It just might be the most recognizable, cloned, and iconic lineup of guitar effects ever: the Electro-Harmonix Big Muff fuzz family. With the recent reissue of the Triangle Muff to commemorate the one that started it all fifty years ago, we thought it was time to look back and study the early chapters of the Big Muff biography that began in 1968.
Before the dawn of Electro-Harmonix, the story of the Big Muff started as an encounter between two young gents working at the leading communications and tech companies of the day. Mike Matthews—the man now at the helm of an effects empire—was working at the time for IBM. In 1968, he was introduced to Bob Myer, who, at the time, was a lead lab inventor for Bell Labs. While neither company was interested much in engineering effects, the two put their ideas and skillsets together in a collaboration that would change a generation of rock.

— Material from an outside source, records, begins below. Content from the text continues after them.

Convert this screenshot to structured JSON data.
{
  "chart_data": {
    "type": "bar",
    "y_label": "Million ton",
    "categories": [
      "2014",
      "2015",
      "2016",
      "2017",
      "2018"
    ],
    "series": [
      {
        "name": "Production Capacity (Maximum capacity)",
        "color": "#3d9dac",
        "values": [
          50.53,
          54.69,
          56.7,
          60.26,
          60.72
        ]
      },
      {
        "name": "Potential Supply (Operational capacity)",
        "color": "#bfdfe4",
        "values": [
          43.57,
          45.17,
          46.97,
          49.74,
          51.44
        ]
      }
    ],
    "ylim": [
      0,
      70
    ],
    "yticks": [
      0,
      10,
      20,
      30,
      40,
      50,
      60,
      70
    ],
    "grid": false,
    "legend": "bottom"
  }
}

By the mid-1960s, fuzz had already become a thing. A big, loud, in your face sort of thing. What Matthews and Myer brought to the equation, however, was the innovation to make the effect last and linger by offering a violin-like sustain. If fuzz sounded so great, why would you ever want it dwindle away? This design feature is arguably one of the main things that set the Big Muff Pi v1 apart from its contemporaries. It also explains how the pedal got its nickname, the “Triangle” Big Muff.
Fuzz aficionados will know that, while the Big Muff Pi was a foundational pedal branded under Matthew’s new company Electro-Harmonix, which he went full time with after quitting IBM in the late 1960s, it’s not the first of Matthews fuzz designs to go to market. Prior to going solo with his own company, Matthews already made a mark by contracting to Guild to take on the production of the Foxey Lady fuzz pedal, which unambiguously attempted to leverage the success of Hendrix’s sounds on Are You Experienced (1967). It’s a revised version of this pedal that Matthews subsequently worked on as the first Electro-Harmonix fuzz that utilized the same Hendrix-centric marketing technique. It was simply call Axis.
So how does this tangent relate to the Big Muff Pi v1? Knobs. Both the Guild Foxey Lady and Electro-Harmonix Axis have two knobs: volume and fuzz. Yet it’s that third ingredient of a parameter for controlling singing sustain on the Big Muff Pi v1 that changed the game. The addition of a third knob in the upper central position meant the Big Muff could go loud, fuzzy, and didn’t need to stop any time soon. The configuration of these knobs is why, fifty years on, this pedal is still known as the Big Muff Triangle Fuzz.
While the circuits and sounds of the Electro-Harmonix Big Muff lineup have evolved and changed over the years, what makes them all classic yet ever-contemporary is their shared DNA in that oh-so-simple yet innovative integration of sustain. Thanks to Matthews and the creative crew over at Electro-Harmonix, the reissue opens up anew that very first chapter in the biography of the Big Muff.